The colourful quipu above was overlaid on a painting of the Moray Agricultural Terraces, a location developed by the Incas. The terraces simulated a broad range of microclimates and were used to find the ideal strains of vegetables for different mountain regions.

Sunday, October 24, 2021

Time travelling again

Akrotiri, Santorini
Watercolour and crayon
©2021 Charlene Brown

Santorini, one of the most important archaeological sites in the Greek Cyclades, changed suddenly with the volcanic eruption of the island in about 1600 BCE and more gradually, but completely, in the 3650 years since, as shown in the painting on the left.
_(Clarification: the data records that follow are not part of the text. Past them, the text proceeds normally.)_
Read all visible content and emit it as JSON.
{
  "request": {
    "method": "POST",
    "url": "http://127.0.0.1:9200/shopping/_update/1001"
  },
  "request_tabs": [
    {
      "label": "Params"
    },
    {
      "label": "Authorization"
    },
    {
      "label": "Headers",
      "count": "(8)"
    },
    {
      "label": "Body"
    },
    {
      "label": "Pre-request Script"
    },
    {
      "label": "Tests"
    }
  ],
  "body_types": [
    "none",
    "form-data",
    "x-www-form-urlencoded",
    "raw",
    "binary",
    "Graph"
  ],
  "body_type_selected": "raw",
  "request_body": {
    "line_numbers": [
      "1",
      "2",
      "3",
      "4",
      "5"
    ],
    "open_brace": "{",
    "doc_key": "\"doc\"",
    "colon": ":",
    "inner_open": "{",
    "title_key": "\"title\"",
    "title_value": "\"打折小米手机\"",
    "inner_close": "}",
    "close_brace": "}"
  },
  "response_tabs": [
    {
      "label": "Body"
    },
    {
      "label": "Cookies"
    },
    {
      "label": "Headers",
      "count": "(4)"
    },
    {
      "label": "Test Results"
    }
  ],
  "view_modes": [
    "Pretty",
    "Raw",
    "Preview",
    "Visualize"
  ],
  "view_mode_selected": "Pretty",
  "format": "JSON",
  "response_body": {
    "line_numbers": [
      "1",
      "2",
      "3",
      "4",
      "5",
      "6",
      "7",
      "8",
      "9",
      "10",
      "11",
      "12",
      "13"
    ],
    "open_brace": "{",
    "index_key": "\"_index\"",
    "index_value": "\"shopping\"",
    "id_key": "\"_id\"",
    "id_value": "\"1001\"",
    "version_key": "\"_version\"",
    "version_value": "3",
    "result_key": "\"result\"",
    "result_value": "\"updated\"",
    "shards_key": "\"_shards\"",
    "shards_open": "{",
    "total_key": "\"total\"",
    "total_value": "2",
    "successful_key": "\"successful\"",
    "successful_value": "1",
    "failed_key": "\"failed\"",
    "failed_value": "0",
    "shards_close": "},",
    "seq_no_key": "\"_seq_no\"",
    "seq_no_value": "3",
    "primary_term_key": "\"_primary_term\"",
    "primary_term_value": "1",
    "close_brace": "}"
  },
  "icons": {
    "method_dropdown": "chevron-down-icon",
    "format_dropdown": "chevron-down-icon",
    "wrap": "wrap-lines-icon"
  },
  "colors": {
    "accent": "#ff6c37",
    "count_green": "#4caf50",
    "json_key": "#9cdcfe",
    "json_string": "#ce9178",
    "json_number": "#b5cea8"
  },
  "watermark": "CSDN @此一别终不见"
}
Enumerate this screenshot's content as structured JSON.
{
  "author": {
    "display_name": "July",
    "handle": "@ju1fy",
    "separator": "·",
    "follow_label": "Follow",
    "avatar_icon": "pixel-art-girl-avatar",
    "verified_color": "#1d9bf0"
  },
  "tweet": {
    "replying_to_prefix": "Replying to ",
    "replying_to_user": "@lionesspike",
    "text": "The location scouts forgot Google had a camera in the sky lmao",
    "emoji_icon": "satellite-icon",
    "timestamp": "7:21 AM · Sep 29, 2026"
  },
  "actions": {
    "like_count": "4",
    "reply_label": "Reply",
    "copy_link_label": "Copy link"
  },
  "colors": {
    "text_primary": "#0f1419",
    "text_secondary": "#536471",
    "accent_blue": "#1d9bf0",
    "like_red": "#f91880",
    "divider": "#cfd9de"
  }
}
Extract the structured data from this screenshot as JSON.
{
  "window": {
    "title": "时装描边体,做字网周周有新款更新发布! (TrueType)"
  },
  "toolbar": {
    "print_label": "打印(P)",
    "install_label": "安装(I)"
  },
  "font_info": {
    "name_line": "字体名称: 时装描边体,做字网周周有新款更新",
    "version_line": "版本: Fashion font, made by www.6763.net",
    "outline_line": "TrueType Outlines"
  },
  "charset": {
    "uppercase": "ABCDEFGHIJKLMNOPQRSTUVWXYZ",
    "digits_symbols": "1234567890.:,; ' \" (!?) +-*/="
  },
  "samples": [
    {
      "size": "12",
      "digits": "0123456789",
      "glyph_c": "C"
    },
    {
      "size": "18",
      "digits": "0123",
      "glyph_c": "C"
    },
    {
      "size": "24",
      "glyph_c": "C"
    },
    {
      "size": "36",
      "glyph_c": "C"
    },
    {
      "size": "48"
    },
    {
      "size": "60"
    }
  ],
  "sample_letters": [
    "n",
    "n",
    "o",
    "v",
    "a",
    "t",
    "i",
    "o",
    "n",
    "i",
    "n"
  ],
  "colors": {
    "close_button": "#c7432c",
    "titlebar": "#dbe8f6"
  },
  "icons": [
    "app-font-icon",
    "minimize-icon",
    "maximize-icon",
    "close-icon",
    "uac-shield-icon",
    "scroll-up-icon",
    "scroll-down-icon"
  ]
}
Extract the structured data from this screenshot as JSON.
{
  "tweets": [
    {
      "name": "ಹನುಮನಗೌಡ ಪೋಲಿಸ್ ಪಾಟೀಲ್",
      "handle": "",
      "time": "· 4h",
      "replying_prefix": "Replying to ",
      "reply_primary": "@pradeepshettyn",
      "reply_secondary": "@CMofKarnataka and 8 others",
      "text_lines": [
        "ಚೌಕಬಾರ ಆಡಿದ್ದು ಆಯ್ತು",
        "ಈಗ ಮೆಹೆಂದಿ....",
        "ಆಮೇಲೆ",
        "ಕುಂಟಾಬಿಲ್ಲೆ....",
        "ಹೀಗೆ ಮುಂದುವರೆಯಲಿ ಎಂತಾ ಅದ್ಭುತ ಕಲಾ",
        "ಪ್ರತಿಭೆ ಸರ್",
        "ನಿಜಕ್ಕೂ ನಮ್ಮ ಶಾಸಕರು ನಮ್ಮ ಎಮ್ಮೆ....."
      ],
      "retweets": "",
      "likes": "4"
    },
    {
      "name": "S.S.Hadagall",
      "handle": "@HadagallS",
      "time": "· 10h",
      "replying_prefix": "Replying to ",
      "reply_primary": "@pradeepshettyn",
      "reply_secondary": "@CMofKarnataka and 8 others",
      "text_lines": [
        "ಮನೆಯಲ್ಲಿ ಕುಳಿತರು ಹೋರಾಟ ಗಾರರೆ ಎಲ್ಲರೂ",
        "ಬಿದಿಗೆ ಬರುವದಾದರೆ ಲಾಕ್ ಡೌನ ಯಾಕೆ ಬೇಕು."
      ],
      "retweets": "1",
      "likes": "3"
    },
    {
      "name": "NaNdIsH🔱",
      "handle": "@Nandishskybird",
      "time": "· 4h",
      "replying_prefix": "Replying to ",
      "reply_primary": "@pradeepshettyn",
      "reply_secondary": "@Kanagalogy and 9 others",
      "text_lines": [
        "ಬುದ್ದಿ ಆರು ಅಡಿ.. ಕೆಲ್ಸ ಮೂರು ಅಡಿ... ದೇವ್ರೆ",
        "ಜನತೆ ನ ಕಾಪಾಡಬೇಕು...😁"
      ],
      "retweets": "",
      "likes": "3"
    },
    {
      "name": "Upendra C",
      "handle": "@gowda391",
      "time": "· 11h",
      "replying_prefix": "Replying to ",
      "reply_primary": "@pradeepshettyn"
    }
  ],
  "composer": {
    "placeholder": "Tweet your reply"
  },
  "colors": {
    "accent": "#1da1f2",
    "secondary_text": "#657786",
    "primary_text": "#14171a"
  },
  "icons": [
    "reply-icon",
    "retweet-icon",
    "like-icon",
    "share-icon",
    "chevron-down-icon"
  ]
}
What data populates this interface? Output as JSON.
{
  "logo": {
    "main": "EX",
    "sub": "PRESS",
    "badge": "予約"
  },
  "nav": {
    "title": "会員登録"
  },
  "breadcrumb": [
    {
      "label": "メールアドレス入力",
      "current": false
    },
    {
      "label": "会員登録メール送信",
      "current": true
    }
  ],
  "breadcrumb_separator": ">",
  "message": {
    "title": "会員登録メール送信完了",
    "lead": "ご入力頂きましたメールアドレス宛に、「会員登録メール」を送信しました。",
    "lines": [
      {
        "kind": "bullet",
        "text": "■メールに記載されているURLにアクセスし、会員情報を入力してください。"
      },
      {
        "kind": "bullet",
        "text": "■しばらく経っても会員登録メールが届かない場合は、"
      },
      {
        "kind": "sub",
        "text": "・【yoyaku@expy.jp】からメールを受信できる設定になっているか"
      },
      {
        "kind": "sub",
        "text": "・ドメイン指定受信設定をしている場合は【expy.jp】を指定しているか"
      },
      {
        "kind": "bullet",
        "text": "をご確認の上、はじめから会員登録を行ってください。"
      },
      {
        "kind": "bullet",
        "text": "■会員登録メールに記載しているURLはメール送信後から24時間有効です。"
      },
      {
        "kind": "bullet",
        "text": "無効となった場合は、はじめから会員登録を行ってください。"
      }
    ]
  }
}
The top portion shows present day Santorini, looking north from Akrotiri to the densely populated cliff-top town of Oia.  The lower portion shows the ash-covered ruins of Akrotiri, the excavation of which began in 1967. The landscape painting pulling the two views together is based on one of the Akrotiri frescoes which were carefully removed from the site and are now on the display in the National Archaeological Museum in Athens.

 



 

 

 

Sunday, October 17, 2021

Time Travel with a bag of crayons

Diptych in the fourth dimension
Watercolour and crayon
©2013 Charlene Brown

This is the beginning of one of the projects in my ‘Plan for 2021’   Creative archaeology: reinterpreting some of the photos and sketches I accumulated in past archaeology-related travel with the University of Victoria travel study program.

I’ll be painting some new pictures, and recycling some old ones, such as ‘Diptych in the fourth dimension’ using one of my favourite sketching techniques: Drawing with crayons as a resist before painting with watercolour.  I’m going to call this series ‘Time travel with a bag of crayons’ because there are usually at least two different time periods combined in each picture.

If you’re interested in the detail of this diptych The right panel is based on a photograph I took on a UVic trip to Egypt in 2008. It shows a relief sculpture (reassembled from shards) on a wall in Hatshepsut’s temple at Deir el-Bahri, across the river from Luxor. The mural illustrates an expedition to the Land of Punt, an exotic country on the Red Sea coast in what is now Northern Sudan. Because I think any picture of the Upper Nile has to include the pyramids of the Black Pharaohs, they are shown on the left side. They are smaller, more sharply pointed and far more numerous than the more famous pyramids near Cairo. The fact they were built in about the 5th century BCE nine hundred years after the gardens of Punt were sculpted at Deir el-Bahri in the 14th century BCE, and are near the Nile, rather than the Red Sea, stopped me briefly…  until I thought of presenting the time/space divide as a diptych.


Sunday, October 10, 2021

The last missing Second Millennium BCE painting


 

Tamgaly Petroglyphs
Watercolour and crayon
Charlene Brown

There are thousands of Bronze Age petroglyphs of animals, sun gods, and warriors in the Tamgaly Gorge, about 170 km northwest of Almaty, in Kazakhstan. This watercolour sketch is a composite of several of these rock paintings, some of which are about 3500 years old. Found in 1957, the gorge was named a UNESCO World Heritage Site in 2004.

This is the fourth site highlighted in the design timeline for the second millennium BCE, below.

Click on image to enlarge


 

Sunday, October 3, 2021

Another missing Second Millennium BCE painting

Olmec basalt head
Watercolour
©2021 Charlene Brown

I’ve finish another of the paintings of archaeological artifacts from the second millennium BCE that I mentioned in a September blog post

The Olmecs, believed to be of  West African origin, were the earliest known major meso-American civilization.  They lived on the Gulf Coast of Mexico in the area now in the states of Veracruz and Tabasco.  The colossal heads the Olmec people carved, 17 of which have been un-earthed so far, ranged in height up to almost three and a half metres. They were made from volcanic basalt boulders transported some distance from the Sierra de los Tuxtlas mountains.